The mmap function can be used to take an open file and map it to a region of memory. Reads and writes to the file via the returned pointer are handled internally, although you can periodically flush to disk manually. This will allow you to manipulate a data structure larger than the physical memory of the system.

This also has the advantage that you don't need to worry about moving data back and forth from disk manually. The kernel will take care of it for you.
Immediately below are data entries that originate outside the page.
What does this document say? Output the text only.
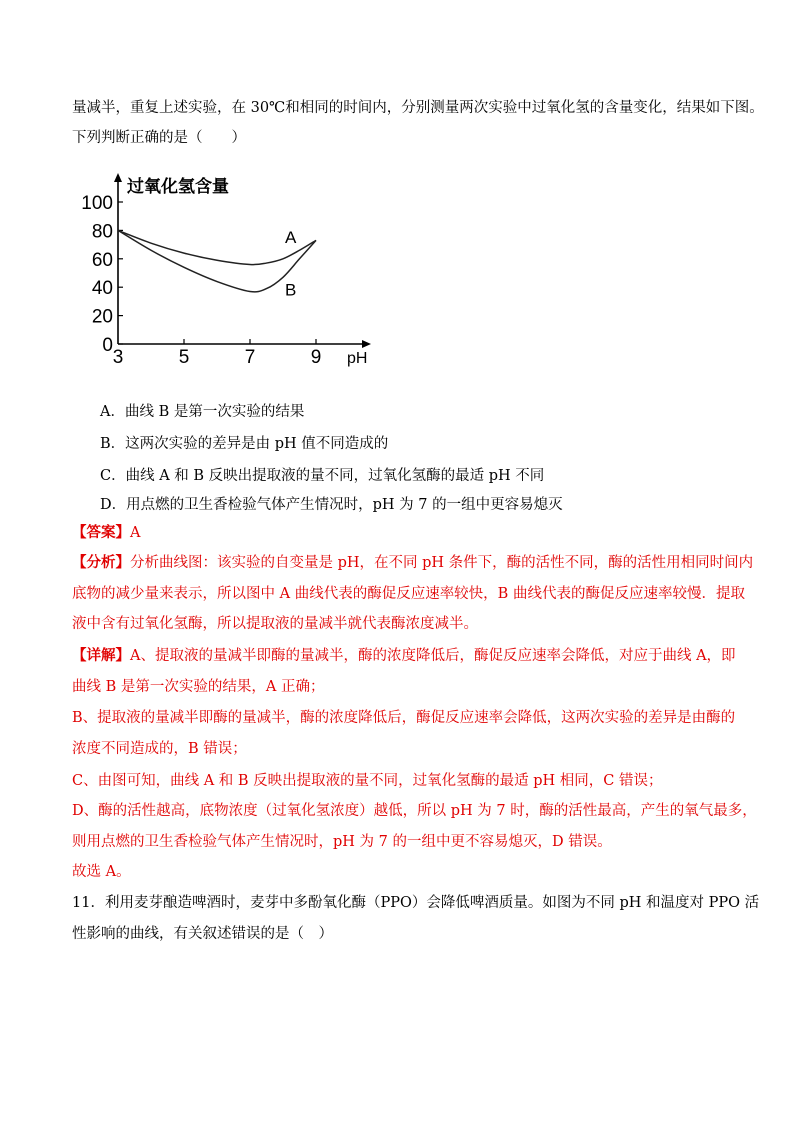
量减半，重复上述实验，在 30℃和相同的时间内，分别测量两次实验中过氧化氢的含量变化，结果如下图。
下列判断正确的是（　　）
过氧化氢含量
0
20
40
60
80
100
3	5	7	9 pH
A
B
A．曲线 B 是第一次实验的结果
B．这两次实验的差异是由 pH 值不同造成的
C．曲线 A 和 B 反映出提取液的量不同，过氧化氢酶的最适 pH 不同
D．用点燃的卫生香检验气体产生情况时，pH 为 7 的一组中更容易熄灭
【答案】A
【分析】分析曲线图：该实验的自变量是 pH，在不同 pH 条件下，酶的活性不同，酶的活性用相同时间内
底物的减少量来表示，所以图中 A 曲线代表的酶促反应速率较快，B 曲线代表的酶促反应速率较慢．提取
液中含有过氧化氢酶，所以提取液的量减半就代表酶浓度减半。
【详解】A、提取液的量减半即酶的量减半，酶的浓度降低后，酶促反应速率会降低，对应于曲线 A，即
曲线 B 是第一次实验的结果，A 正确；
B、提取液的量减半即酶的量减半，酶的浓度降低后，酶促反应速率会降低，这两次实验的差异是由酶的
浓度不同造成的，B 错误；
C、由图可知，曲线 A 和 B 反映出提取液的量不同，过氧化氢酶的最适 pH 相同，C 错误；
D、酶的活性越高，底物浓度（过氧化氢浓度）越低，所以 pH 为 7 时，酶的活性最高，产生的氧气最多，
则用点燃的卫生香检验气体产生情况时，pH 为 7 的一组中更不容易熄灭，D 错误。
故选 A。
11．利用麦芽酿造啤酒时，麦芽中多酚氧化酶（PPO）会降低啤酒质量。如图为不同 pH 和温度对 PPO 活
性影响的曲线，有关叙述错误的是（　）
So for each of these large arrays, you can create a memory mapping backed by a file on disk.

#include <stdio.h>
#include <sys/types.h>
#include <sys/stat.h>
#include <fcntl.h>
#include <sys/mman.h>

#define DATA_LEN 30000000000LL

int main()
{
    int array1_fd = open("/tmp/array1", O_RDWR | O_CREAT | O_TRUNC, 0644);
    if (array1_fd < 0) {
        perror("open failed");
        exit(1);
    }

    // make sure file is big enough
    if (lseek(array1_fd, DATA_LEN, SEEK_SET) == -1) {
        perror("seek to len failed");
        exit(1);
    }
    if (write(array1_fd, "x", 1) == -1) {
        perror("write at end failed");
        exit(1);
    }
    if (lseek(array1_fd, 0, SEEK_SET) == -1) {
        perror("seek to 0 failed");
        exit(1);
    }

    char *array1 = mmap(NULL, DATA_LEN, PROT_READ | PROT_WRITE, MAP_SHARED, array1_fd, 0);
    if (array1 == MAP_FAILED) {
        perror("mmap failed");
        exit(1);
    }

    // Use array1

    munmap(array1, DATA_LEN);
    close(array1_fd);
    return 0;
}

The important part of the mmap call is the MAP_SHARED flag. This means that updates to the mapped memory region are carried through to the underlying file descriptor.